08 February 2010

Ettercap & Authenticated Proxies

If ever you find yourself on a penetration test and the scope allows for it, man-in-the-middle attacks are a fantastic way to gain further access.  For instance, if the organization uses an authenticated proxy server, a man-in-the-middle attack can usually recover some authentication credentials.

Clearly, you need to be certain that these attacks are in-scope for your testing.  But, if things converge just right, you'll be sniffing credentials right off the wire, with no password guessing needed - not even a failed login record on a server.  Forcing the disclosure of plaintext passwords, man-in-the-middle attacks, and targetted user attacks are all items that may be disallowed in a penetration test.

Now, if all things converge just right, this can be a great way to gain more access into an environment.  For this attack, you need a desktop network which requires users to use an authenticated proxy server and that network must allow some form of man-in-the-middle attacks.

Most proxy servers that support authentication will support NTLM authentication, but many also come configured by default to support Basic authentication as well.  Most websites that make use of Basic authentication must use SSL in order to prevent the credentials from passing in plain text.  For proxy servers, however, SSL is not an option.  I don't know of a single proxy software package that secures communication between the proxy and end-user.  They all support SSL to the final destination, but when authenticating to the proxy server, there is no encryption.  This makes Basic authentication with proxy servers very dangerous.

For this experiment, we'll be using ettercap, dsniff, and a custom ettercap filter.  We use dsniff to capture the authentication credentials and ettercap to launch the man-in-the-middle attack.  The beauty of ettercap is the filters you can create to take action on packets.  The filter we'll be using does two things.

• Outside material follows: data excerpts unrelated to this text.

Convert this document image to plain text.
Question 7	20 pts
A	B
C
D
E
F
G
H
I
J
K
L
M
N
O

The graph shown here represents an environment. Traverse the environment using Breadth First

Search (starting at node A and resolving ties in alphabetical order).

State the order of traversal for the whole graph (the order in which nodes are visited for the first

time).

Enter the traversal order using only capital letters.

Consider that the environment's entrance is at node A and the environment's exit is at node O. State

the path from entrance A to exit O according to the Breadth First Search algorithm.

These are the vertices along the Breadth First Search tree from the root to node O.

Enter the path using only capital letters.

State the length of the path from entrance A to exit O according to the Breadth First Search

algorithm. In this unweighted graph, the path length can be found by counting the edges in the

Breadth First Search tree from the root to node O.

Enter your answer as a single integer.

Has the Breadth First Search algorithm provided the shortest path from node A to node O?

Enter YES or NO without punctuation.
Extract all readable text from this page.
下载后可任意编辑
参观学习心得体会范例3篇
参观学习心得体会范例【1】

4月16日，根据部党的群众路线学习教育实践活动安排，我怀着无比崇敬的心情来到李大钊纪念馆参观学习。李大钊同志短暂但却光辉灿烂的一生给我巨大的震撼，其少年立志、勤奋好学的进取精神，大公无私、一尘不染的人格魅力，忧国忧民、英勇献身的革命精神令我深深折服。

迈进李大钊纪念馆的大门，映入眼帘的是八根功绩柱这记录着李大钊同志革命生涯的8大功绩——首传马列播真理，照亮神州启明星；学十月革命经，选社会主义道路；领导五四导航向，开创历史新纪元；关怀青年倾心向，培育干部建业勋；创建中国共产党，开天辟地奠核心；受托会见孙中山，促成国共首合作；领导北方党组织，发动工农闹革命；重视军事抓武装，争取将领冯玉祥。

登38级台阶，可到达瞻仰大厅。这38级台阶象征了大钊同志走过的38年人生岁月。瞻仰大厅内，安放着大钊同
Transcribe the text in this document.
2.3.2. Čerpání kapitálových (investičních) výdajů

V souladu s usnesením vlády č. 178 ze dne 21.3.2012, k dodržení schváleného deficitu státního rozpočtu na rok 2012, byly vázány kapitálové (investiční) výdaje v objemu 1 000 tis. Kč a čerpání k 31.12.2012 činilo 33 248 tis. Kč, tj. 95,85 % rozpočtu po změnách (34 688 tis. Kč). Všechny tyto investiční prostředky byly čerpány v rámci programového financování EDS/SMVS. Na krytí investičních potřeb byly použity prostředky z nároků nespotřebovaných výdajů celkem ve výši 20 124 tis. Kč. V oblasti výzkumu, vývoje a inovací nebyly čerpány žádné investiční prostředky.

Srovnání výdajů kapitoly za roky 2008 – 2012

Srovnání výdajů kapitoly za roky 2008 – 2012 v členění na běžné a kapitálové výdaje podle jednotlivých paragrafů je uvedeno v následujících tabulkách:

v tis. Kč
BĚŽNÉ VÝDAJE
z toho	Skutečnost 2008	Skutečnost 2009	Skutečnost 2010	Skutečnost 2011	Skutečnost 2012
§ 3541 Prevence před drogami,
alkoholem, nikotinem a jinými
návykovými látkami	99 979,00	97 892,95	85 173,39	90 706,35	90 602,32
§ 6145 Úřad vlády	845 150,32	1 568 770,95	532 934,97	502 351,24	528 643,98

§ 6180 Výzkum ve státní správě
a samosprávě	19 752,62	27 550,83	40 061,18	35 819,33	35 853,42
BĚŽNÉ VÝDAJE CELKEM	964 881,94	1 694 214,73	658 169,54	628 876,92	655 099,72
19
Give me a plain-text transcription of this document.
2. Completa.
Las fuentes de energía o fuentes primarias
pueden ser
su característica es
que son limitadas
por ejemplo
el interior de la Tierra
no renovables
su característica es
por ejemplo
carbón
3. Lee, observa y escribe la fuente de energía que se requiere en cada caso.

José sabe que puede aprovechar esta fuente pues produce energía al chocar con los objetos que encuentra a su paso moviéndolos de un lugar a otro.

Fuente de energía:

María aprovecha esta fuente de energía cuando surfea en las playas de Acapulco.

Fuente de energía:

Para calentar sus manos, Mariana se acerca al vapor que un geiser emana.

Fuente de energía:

First, we'll stomp on requests to authenticate to the proxy.  When a browser sends a request to a proxy server, the proxy server will deny the request, telling the browser it must authenticate, and headers in the reply indicate the methods of authentication the proxy server supports.  Using the ettercap filter below, you can stomp on the methods that the proxy server supports and replace them with Basic authentication:

if (ip.proto == TCP) {
   if (tcp.src == 8080) {
      if (search(DATA.data, "Proxy-Authenticate: NTLM")) {
         replace("Proxy-Authenticate: NTLM", "Proxy-Authenticate: BASIC realm=\"Company\"");
         msg("Proxy NTLM killed");
      }
   }
}
This will replace the proxy response saying it supports NTLM with a response saying it supports Basic.  The user will be prompted to type in credentials by their browser.  If the user authenticates, then the credentials will pass in plain text.

Next, we'll do something so that the browser requests don't travel beyond the system performing the man-in-the-middle attack.

if (ip.proto == TCP) {
   if (tcp.dst == 8080) {
      if (search(DATA.data,"Proxy-Authorization: Basic")) {
          kill();
      }
   }
}
 
Just remember, this will prevent a user from accessing the proxy server while the filter is loaded, so be sure to stop the filter when you have some credentials to prevent causing a sustained problem for the user.